The new recruits, many of whom had been flying instructors before the war, had little trouble learning to handle the temperamental Pe-2 dive bombers, or the Yak-2 fighters with which they brought down dozens of German Messerschmitts. Perhaps the most extraordinary feats, however, were performed by the night bombers, known as ‘night witches’ by the Germans. In their flimsy little U-2 planes with 100-horsepower engines and bodies built of plywood and percale linen, they would cross the front line, engines off, and glide silently above the sleeping enemy. The navigator carried a flare bomb in her lap which she tossed overboard to illuminate the target just before they dropped their payload. With only enough fuel to last an hour in the air, they would sometimes carry out four sorties in a night, repeatedly landing to refuel with their rudimentary night-flight equipment. The damage they caused to Nazi positions and morale was considerable.
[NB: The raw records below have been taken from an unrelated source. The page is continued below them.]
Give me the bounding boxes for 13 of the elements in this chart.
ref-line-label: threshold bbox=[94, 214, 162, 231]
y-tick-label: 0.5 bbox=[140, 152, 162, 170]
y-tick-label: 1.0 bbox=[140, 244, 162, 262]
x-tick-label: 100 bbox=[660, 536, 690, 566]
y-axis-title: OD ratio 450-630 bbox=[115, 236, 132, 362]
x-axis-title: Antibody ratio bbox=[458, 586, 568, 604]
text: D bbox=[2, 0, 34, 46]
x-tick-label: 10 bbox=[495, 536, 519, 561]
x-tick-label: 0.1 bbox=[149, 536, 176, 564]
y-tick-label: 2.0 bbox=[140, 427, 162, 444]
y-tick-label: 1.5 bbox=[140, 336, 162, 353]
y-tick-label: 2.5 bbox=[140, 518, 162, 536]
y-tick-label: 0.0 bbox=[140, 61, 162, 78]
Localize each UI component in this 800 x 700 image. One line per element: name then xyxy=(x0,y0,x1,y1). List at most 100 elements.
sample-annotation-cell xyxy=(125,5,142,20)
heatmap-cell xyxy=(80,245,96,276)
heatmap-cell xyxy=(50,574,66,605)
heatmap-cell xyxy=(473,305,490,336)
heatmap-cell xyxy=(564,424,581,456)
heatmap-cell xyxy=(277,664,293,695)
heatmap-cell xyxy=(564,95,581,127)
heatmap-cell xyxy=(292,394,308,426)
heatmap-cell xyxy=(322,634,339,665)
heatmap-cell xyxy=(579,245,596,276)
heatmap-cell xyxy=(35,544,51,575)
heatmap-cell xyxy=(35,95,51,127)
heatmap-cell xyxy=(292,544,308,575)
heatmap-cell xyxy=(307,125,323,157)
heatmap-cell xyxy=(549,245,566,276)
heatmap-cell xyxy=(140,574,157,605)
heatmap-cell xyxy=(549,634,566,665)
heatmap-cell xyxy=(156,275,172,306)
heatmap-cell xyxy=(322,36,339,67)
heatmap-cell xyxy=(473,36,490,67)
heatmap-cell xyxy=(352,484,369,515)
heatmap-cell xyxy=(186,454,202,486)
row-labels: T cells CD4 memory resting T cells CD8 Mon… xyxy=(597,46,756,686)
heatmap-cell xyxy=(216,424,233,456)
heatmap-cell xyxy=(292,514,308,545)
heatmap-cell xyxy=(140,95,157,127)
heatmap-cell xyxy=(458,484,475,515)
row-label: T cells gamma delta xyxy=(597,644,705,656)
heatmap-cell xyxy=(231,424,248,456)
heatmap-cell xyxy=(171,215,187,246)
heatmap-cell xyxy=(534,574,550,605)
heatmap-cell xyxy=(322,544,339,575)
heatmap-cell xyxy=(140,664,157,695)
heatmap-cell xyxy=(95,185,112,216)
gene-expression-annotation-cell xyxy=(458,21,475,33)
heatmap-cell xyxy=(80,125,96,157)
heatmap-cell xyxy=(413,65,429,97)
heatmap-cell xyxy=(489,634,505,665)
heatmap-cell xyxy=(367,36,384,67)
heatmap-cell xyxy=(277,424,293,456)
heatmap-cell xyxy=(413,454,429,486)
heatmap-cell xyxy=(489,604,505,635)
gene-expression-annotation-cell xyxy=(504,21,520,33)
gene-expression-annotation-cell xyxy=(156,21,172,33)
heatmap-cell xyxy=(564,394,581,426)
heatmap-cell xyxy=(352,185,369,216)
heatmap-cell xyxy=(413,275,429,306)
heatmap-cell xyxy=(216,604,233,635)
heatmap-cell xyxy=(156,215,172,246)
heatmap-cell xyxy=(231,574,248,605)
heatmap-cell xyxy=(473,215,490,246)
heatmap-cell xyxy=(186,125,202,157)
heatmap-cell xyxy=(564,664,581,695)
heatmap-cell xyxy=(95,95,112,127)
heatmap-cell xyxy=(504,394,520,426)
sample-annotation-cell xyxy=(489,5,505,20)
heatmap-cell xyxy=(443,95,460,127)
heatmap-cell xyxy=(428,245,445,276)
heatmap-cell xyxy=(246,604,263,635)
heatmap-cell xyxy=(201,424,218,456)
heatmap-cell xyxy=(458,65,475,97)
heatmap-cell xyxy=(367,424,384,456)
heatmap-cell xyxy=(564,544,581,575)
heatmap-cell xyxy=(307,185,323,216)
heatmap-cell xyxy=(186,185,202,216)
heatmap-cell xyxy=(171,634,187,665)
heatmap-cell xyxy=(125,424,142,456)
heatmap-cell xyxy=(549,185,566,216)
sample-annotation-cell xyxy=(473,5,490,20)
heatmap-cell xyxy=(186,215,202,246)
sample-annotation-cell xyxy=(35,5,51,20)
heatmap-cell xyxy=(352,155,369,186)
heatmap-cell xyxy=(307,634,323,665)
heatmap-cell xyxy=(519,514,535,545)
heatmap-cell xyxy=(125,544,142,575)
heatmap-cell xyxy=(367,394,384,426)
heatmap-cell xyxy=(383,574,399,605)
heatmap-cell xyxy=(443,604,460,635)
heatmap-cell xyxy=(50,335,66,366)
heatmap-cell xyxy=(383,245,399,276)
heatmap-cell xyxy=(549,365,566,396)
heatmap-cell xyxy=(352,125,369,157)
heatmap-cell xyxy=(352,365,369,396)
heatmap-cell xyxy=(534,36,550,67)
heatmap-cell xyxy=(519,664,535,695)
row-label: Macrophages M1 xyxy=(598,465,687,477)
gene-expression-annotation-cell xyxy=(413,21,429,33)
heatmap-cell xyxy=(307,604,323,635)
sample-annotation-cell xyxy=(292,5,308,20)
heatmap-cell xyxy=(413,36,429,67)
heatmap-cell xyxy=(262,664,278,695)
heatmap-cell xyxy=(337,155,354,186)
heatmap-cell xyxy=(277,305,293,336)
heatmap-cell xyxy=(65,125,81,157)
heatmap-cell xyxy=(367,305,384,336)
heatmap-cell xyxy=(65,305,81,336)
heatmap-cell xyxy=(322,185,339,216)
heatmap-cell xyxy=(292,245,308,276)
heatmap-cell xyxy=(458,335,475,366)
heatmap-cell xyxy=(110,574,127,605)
There was a propaganda advantage, of course, in these femmes fatales, and Lilya Litvyak, the ‘White Rose of Stalingrad’, became a celebrity in 1943. Like many of the other girls, she sewed her own dresses out of parachute silk and even trimmed them with the viscose from gunpowder bags in anti-aircraft shells. Such frivolity was disapproved of by po-faced political officers, but the women’s regiments seized every opportunity to dance, listen to music and fall in love. Goodness knows, many of them had little enough time left to enjoy themselves. By 1943 the Soviet air force achieved a measure of air superiority against the retreating Germans, although not without huge losses. One by one, the pilots and navigators whom Vinogradova has brought so vividly to life went down. The cruellest fate befell Litvyak, the White Rose, whose body has never been found, but whose family suffered for decades from the absurd rumour of her defection.
Marina Raskova’s motto was ‘We can do anything!’ The women of her regiments certainly fulfilled her faith. Not for the first time, one can’t help being flabbergasted by the heroic achievements of the poverty-stricken and hounded peoples of the USSR. Imagine what Russia would be capable of with a reasonable government!